I also believe none of these players take software security that seriously. Some will at least implement the best practices, but won't go beyond that, most probably won't even do that (Google how stupid carmakers are being about remotely unlocking their doors over the internet for instance...). Unfortunately, this won't be noticed until maybe 7-10 years after millions of these cars are deployed. And then the hacks will start coming (including terrorist attacks using them).


Hardware performance is not a problem for Level 5 autonomy - the software is. If Tesla insists on deploying full self-driving capability in the next couple of years, they will be litigated out of existence. We are a few decades away from autopilot to "understand" what it is doing. Right now it is just parroting the most common scenarios. This may be as good or slightly better than the average driver, but it still will result in many deaths, if deployed in hundreds of thousands of cars. Unless Tesla somehow shields itself from legal liability, it will be sued to oblivion.

I don't even think level 5 at individual car level is needed. Tesla can operate their fleet like a Amazon does with their warehouse robots.

I keep hearing this but at the same time other manufacturers rolled out level 3 and level 4 autonomy officially, while Tesla is officially stuck at level 2 (that's from Tesla, not from me). I don't buy it until they (Tesla) officially roll out a level 4 system.

Does anyone believe the currently available Tesla vehicles out on the road will be level-5 "fully autonomous" without major hardware upgrades?

None. And this is exactly the problem: Tesla might have a nice piece of silicon there, but that doesn't solve the problem of still being far, far away from having a working algorithm for level 5 self driving. They have a supercomputer in their cars, but can only run minesweeper on it, so to speak.

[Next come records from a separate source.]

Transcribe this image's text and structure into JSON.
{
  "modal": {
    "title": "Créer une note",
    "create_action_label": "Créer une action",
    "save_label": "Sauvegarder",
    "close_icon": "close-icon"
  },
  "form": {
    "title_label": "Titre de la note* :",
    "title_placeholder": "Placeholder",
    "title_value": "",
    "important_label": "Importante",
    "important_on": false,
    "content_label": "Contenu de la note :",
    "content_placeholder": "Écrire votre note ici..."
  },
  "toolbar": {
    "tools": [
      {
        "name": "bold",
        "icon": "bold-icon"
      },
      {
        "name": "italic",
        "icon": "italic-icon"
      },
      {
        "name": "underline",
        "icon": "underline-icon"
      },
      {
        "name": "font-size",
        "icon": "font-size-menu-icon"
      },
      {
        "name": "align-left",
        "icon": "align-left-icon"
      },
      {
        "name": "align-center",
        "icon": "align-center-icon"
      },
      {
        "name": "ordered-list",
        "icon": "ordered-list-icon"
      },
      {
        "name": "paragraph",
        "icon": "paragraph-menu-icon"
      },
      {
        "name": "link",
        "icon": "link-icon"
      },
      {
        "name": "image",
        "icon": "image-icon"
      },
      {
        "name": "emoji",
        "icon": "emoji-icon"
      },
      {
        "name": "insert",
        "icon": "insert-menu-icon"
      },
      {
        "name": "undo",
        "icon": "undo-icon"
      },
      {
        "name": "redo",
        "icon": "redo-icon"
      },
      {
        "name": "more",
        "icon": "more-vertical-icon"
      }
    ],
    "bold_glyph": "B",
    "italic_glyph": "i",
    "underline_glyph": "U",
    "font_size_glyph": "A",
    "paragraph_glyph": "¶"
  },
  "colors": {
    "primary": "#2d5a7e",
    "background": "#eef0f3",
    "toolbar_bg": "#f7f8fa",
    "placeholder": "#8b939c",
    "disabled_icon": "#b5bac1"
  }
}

Their hardware (maybe, at best) solves one of the easy pieces of the self-driving puzzle. It doesn't get them any closer to solving the hard parts. But it sure helps from a marketing perspective, which is kind of important if you want to continue selling a $6000 feature that essentially is just a promise for the future and thus requires buyers to "believe".


I have [said this before](https://news.ycombinator.com/item?id=19446043 ); Tesla is not on track to deliver Level 5 with their current hardware and apparent software strategy. Piloting a car is a very hard problem, but I would say that Tesla is still struggling with the easy parts of it— they should have solved the "never hit any obstacle" problem to superhuman levels; I think that's pretty comfortably solvable with present technology and algorithms. Instead a Tesla feels about as good in that respect as a careful student driver.

The harder parts of machine-piloting involve interpreting the world (lane-finding in the absence of striping; distinguishing hard obstacles from ephemeral objects like paper, leaves, weather, reflections, and so on); and participating in a social environment (what driving postures indicate what intents? What do the local humans consider rude or polite? What are they expecting?)

(A truly advanced autopilot would seem almost magical to a human— it would be able to back-solve diffuse and specular reflections in the environment, and accurately deduce the presence of oncoming cars around corners that would be totally invisible to a human driver. It could predict accidents several seconds before they begin to play out, and the sudden braking/maneuvering in the absence of any visible threat would seem strange and confusing to the humans inside).

Tesla is nowhere near cracking these things; they're still on the ground floor. I still predict that current pre-buyers of so-called "full self-driving" are not going to get what they were promised, and going back on that will probably be bad both for Tesla's reputation and their wallet. If I had to guess, I'd say that if Tesla delivers on Level 5, it will be with a hardware platform that doesn't exist yet, and a software platform that is close to "complete re-write".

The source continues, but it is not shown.